Correlation Between Wan Hai and Ta Ya
Can any of the company-specific risk be diversified away by investing in both Wan Hai and Ta Ya at the same time? Although using a correlation coefficient on its own may not help to predict future stock returns, this module helps to understand the diversifiable risk of combining Wan Hai and Ta Ya into the same portfolio, which is an essential part of the fundamental portfolio management process.
By analyzing existing cross correlation between Wan Hai Lines and Ta Ya Electric, you can compare the effects of market volatilities on Wan Hai and Ta Ya and check how they will diversify away market risk if combined in the same portfolio for a given time horizon. You can also utilize pair trading strategies of matching a long position in Wan Hai with a short position of Ta Ya. Check out your portfolio center. Please also check ongoing floating volatility patterns of Wan Hai and Ta Ya.

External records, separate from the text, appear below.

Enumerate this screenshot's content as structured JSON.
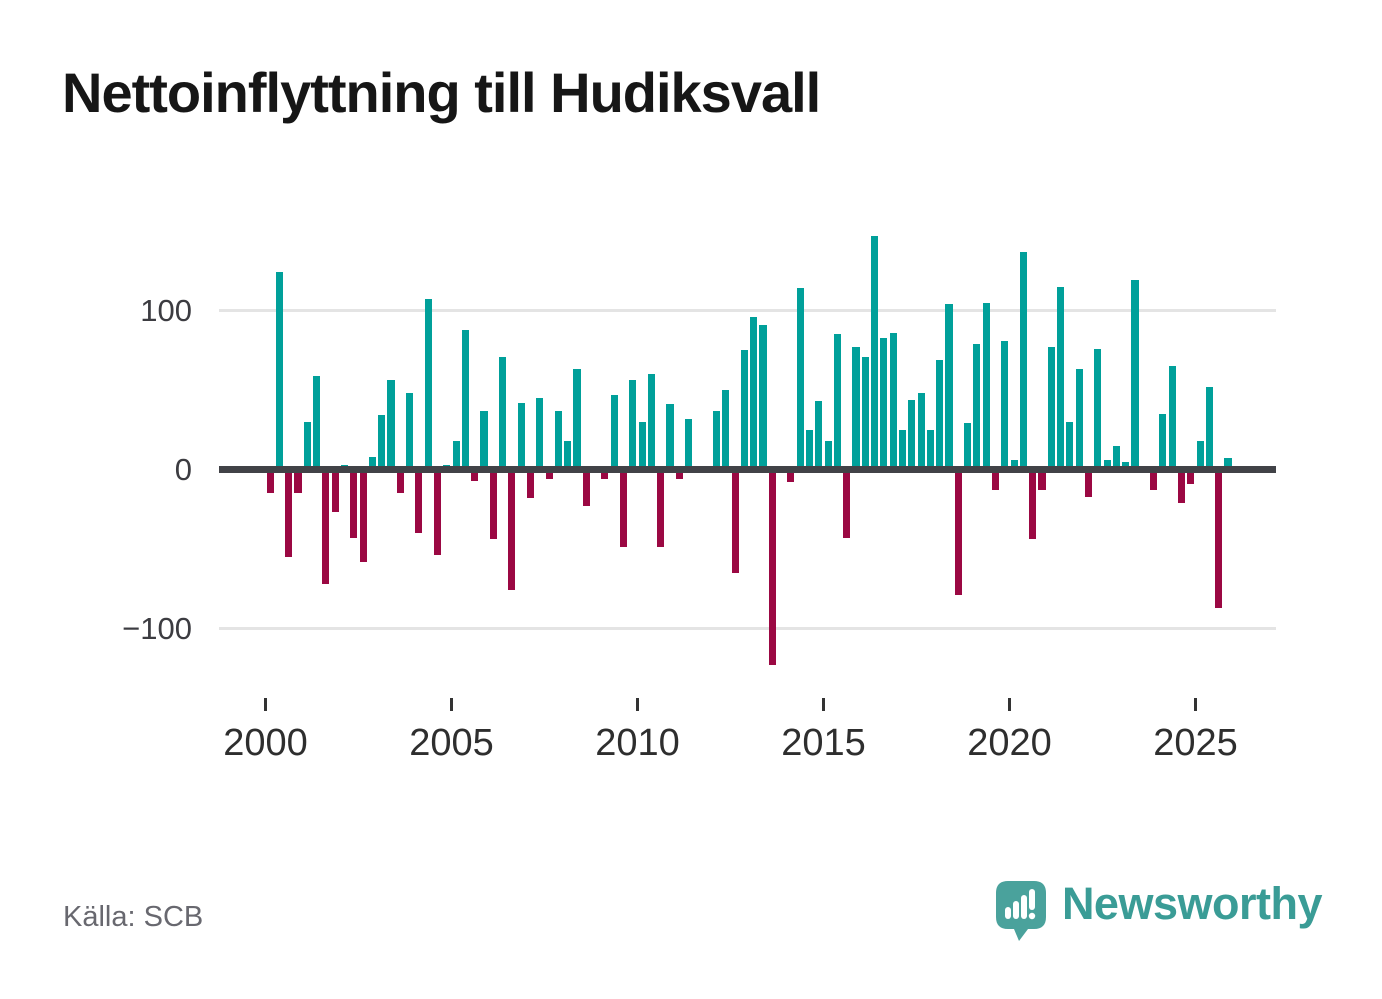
{
  "header": {
    "title": "Nettoinflyttning till Hudiksvall"
  },
  "chart_data": {
    "type": "bar",
    "title": "Nettoinflyttning till Hudiksvall",
    "frequency": "quarterly",
    "start_year": 2000,
    "quarters_per_year": 4,
    "values": [
      -15,
      124,
      -55,
      -15,
      30,
      59,
      -72,
      -27,
      3,
      -43,
      -58,
      8,
      34,
      56,
      -15,
      48,
      -40,
      107,
      -54,
      3,
      18,
      88,
      -7,
      37,
      -44,
      71,
      -76,
      42,
      -18,
      45,
      -6,
      37,
      18,
      63,
      -23,
      0,
      -6,
      47,
      -49,
      56,
      30,
      60,
      -49,
      41,
      -6,
      32,
      0,
      0,
      37,
      50,
      -65,
      75,
      96,
      91,
      -123,
      2,
      -8,
      114,
      25,
      43,
      18,
      85,
      -43,
      77,
      71,
      147,
      83,
      86,
      25,
      44,
      48,
      25,
      69,
      104,
      -79,
      29,
      79,
      105,
      -13,
      81,
      6,
      137,
      -44,
      -13,
      77,
      115,
      30,
      63,
      -17,
      76,
      6,
      15,
      5,
      119,
      0,
      -13,
      35,
      65,
      -21,
      -9,
      18,
      52,
      -87,
      7
    ],
    "x_tick_years": [
      2000,
      2005,
      2010,
      2015,
      2020,
      2025
    ],
    "y_ticks": [
      100,
      0,
      -100
    ],
    "ylim": [
      -130,
      155
    ],
    "grid": "horizontal",
    "legend": "none",
    "colors": {
      "positive": "#00a09a",
      "negative": "#9b0843",
      "axis": "#414247",
      "grid": "#e4e4e4"
    }
  },
  "source": {
    "label": "Källa: SCB"
  },
  "branding": {
    "logo_text": "Newsworthy",
    "logo_color": "#3a9c96",
    "icon": "speech-bubble-bar-chart"
  }
}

Diversification Opportunities for Wan Hai and Ta Ya
Average diversification
The 3 months correlation between Wan and 1609 is 0.19. Overlapping area represents the amount of risk that can be diversified away by holding Wan Hai Lines and Ta Ya Electric in the same portfolio, assuming nothing else is changed. The correlation between historical prices or returns on Ta Ya Electric and Wan Hai is a relative statistical measure of the degree to which these equity instruments tend to move together. The correlation coefficient measures the extent to which returns on Wan Hai Lines are associated (or correlated) with Ta Ya. Values of the correlation coefficient range from -1 to +1, where. The correlation of zero (0) is possible when the price movement of Ta Ya Electric has no effect on the direction of Wan Hai i.e., Wan Hai and Ta Ya go up and down completely randomly.

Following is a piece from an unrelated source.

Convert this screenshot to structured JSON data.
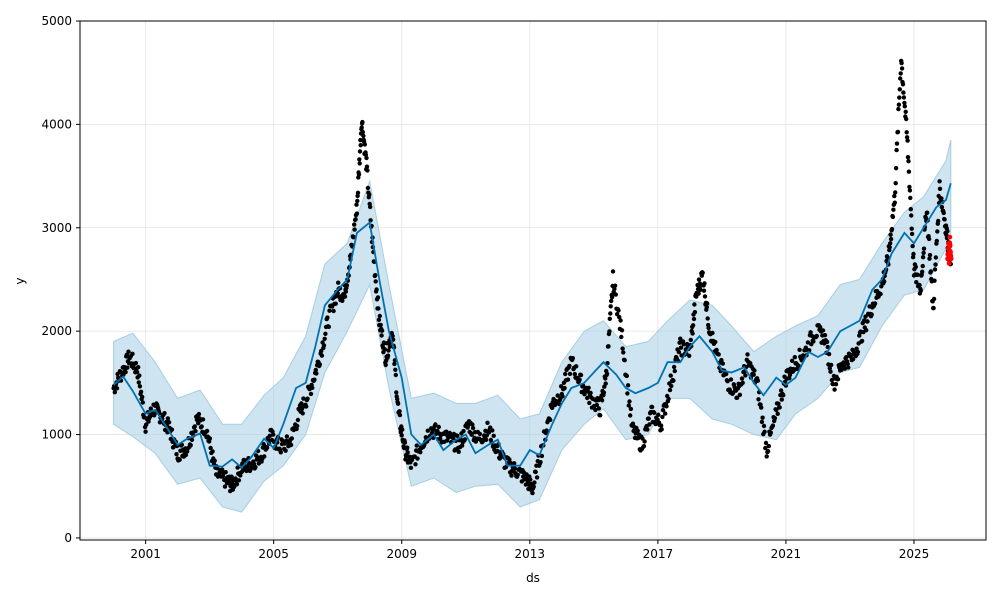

Pair Corralation between Wan Hai and Ta Ya
Assuming the 90 days trading horizon Wan Hai Lines is expected to generate 2.56 times more return on investment than Ta Ya. However, Wan Hai is 2.56 times more volatile than Ta Ya Electric. It trades about 0.03 of its potential returns per unit of risk. Ta Ya Electric is currently generating about -0.19 per unit of risk. If you would invest 8,050 in Wan Hai Lines on September 17, 2024 and sell it today you would earn a total of 170.00 from holding Wan Hai Lines or generate 2.11% return on investment over 90 days.

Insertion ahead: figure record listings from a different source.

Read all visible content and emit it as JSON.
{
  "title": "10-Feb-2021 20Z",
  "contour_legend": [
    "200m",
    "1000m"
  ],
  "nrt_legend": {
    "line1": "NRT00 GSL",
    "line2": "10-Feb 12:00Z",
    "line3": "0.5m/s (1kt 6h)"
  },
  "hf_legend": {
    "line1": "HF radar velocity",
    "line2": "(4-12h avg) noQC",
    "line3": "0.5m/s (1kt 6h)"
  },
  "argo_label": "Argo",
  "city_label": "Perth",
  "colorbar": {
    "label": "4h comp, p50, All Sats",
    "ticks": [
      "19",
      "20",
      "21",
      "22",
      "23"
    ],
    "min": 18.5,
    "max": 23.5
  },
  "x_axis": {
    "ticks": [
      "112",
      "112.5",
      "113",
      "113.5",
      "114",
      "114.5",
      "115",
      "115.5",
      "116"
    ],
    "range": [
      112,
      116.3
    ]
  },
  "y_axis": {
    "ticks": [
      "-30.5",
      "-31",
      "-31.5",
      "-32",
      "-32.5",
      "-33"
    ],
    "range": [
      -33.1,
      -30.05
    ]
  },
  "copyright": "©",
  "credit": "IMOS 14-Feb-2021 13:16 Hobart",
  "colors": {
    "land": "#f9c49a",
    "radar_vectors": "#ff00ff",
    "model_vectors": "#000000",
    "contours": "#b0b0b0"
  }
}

Time Period | 3 Months [change] |
Direction | Moves Together |
Strength | Insignificant |
Accuracy | 100.0% |
Values | Daily Returns |
Wan Hai Lines vs. Ta Ya Electric
Performance |
Timeline |
Wan Hai Lines |
Ta Ya Electric |
Wan Hai and Ta Ya Volatility Contrast
Predicted Return Density |
Returns |
Pair Trading with Wan Hai and Ta Ya
The main advantage of trading using opposite Wan Hai and Ta Ya positions is that it hedges away some unsystematic risk. Because of two separate transactions, even if Wan Hai position performs unexpectedly, Ta Ya can make up some of the losses. Pair trading also minimizes risk from directional movements in the market. For example, if an entire industry or sector drops because of unexpected headlines, the short position in Ta Ya will offset losses from the drop in Ta Ya's long position.The idea behind Wan Hai Lines and Ta Ya Electric pairs trading is to make the combined position market-neutral, meaning the overall market's direction will not affect its win or loss (or potential downside or upside). This can be achieved by designing a pairs trade with two highly correlated stocks or equities that operate in a similar space or sector, making it possible to obtain profits through simple and relatively low-risk investment.Check out your portfolio center.Note that this page's information should be used as a complementary analysis to find the right mix of equity instruments to add to your existing portfolios or create a brand new portfolio. You can also try the Portfolio Manager module to state of the art Portfolio Manager to monitor and improve performance of your invested capital.